Madness


No cuento los días porque me parece que eso es torturarse a uno mismo y qué sentido tiene, pero lo mismo son demasiados ya, que yo pensaba que estaba bien, pienso que estoy bien, pero tengo menos ánimo, menos ganas. Y lloro más.
Llorar es bueno, está bien, pero lo mismo no hace falta llorar porque se le ha acabado la tinta al boli.
Hay límites.

Otra cosa que no hago es hablar con las plantas. ¿Para qué? No te escuchan, no te contestan, y lo último que quieres demostrarle al mundo es que te estás volviendo efecticamente loco.
Uno pierde la cabeza por dentro, poco a poco, y no lo dice.
Me paso mucho tiempo mirando las plantas, eso sí, fijamente. Últimamente mientras lo hago veo con el rabillo del ojo muchas cosas moverse a mi alrededor, como si hubiera alguien ahí, o algo. O muchos algos. Cuando centro la mirada todo está bien, pero yo sé que no es verdad, y ellos también.
Eso es volverse loco, pero por dentro, sin que se note.
Lo último que se me ocurriría sería escribir sobre ello.

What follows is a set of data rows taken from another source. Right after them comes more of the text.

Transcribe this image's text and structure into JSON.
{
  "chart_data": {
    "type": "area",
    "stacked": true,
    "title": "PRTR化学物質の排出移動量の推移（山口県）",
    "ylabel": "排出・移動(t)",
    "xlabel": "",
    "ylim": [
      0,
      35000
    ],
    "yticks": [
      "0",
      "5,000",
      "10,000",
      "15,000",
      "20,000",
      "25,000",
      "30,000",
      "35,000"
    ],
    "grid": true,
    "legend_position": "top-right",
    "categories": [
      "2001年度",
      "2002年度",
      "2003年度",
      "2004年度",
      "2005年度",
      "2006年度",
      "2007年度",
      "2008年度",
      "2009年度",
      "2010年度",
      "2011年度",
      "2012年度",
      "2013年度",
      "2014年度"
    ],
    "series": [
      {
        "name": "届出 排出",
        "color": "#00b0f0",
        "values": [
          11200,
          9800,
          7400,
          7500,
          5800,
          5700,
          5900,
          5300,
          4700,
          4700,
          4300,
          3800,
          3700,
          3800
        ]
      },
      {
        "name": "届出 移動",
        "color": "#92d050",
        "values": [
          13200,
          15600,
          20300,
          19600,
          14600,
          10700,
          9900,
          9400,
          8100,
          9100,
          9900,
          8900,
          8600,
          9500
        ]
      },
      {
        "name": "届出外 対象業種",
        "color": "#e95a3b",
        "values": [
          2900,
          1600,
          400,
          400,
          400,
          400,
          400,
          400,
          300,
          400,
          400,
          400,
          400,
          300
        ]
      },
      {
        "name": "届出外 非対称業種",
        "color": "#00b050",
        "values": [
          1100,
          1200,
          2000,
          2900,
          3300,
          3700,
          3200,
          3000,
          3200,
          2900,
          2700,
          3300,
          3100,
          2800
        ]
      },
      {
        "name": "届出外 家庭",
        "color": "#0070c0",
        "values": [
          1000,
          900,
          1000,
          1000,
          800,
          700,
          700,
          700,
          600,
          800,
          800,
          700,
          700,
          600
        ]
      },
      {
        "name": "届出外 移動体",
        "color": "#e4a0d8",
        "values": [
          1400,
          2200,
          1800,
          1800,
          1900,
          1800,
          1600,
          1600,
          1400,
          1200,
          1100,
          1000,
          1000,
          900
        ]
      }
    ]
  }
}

Dice el helecho que llevamos cuarenta y siete días.

Muse – Madness

And some kind of madness has started to evolve

World so cold


Londres es esa ciudad fría donde la gente entra en un ascensor y no dice nada.
Parece que se ha quedado buen día.
Decían que hoy iba a llover y mira qué sol.
Uf, lunes
.
En Londres no.
Nada.

Fuimos nómadas un rato, pero enseguida nos dimos cuenta de que aquello cansaba y además alguien había inventado el sofá. Sedentarios desde entonces.
Alguien inventó también las escaleras, pero nosotros, siempre en continua evolución (entendida como el esfuerzo por hacer cada vez menos), inventamos el ascensor.
Nadie sube andando ahora. Y en Londres en los ascensores no se habla.

He preguntado a gente de aquí que por qué, que qué frío, que qué feo.
Ellos dicen que lo incómodo es hablar, que qué frío, que qué horror.
¿Ni hola?
Ni agua.
Pues vaya.

Ahora subo siempre por las escaleras.
Mucho más cálido.

 

Three Days Grace – World so cold

I’m too young to lose my soul

Not broken anymore


A veces hay que perderse para poder encontrarse, pero es que yo estaba ahí, joder, que no me había ido a ningún sitio; y es imposible encontrarse si uno ya sabe dónde está.
Supongo que perdido no era la palabra; quizá roto.
Joder…

En serio, odio cuando la gente mete palabrotas en los textos sin venir a cuento, o en las canciones, pero si darse cuenta de que uno está roto no es venir a cuento, ¿qué lo es?

No estaba perdido sino roto, incapaz de sentir.
Ya me conocéis (¿conocíais?), que yo sin sentimientos no soy nada, que de cada tres entradas que escribo (¿escribía?) cuatro hablan (¿hablaban?) de amor.
¡Ojalá solo hubiera estado perdido!

A veces hay que perderse para poder encontrarse, y es verdad, pero nunca nadie ha dicho que a veces hay que romperse; probablemente porque no hay por qué hacerlo, y aun así pasa.

A veces uno sabe dónde está y es lo de menos.

A veces uno se rompe.

 

Blue October – Not broken anymore

But I can’t stop thinking how you just keep making sense of all that was broken before.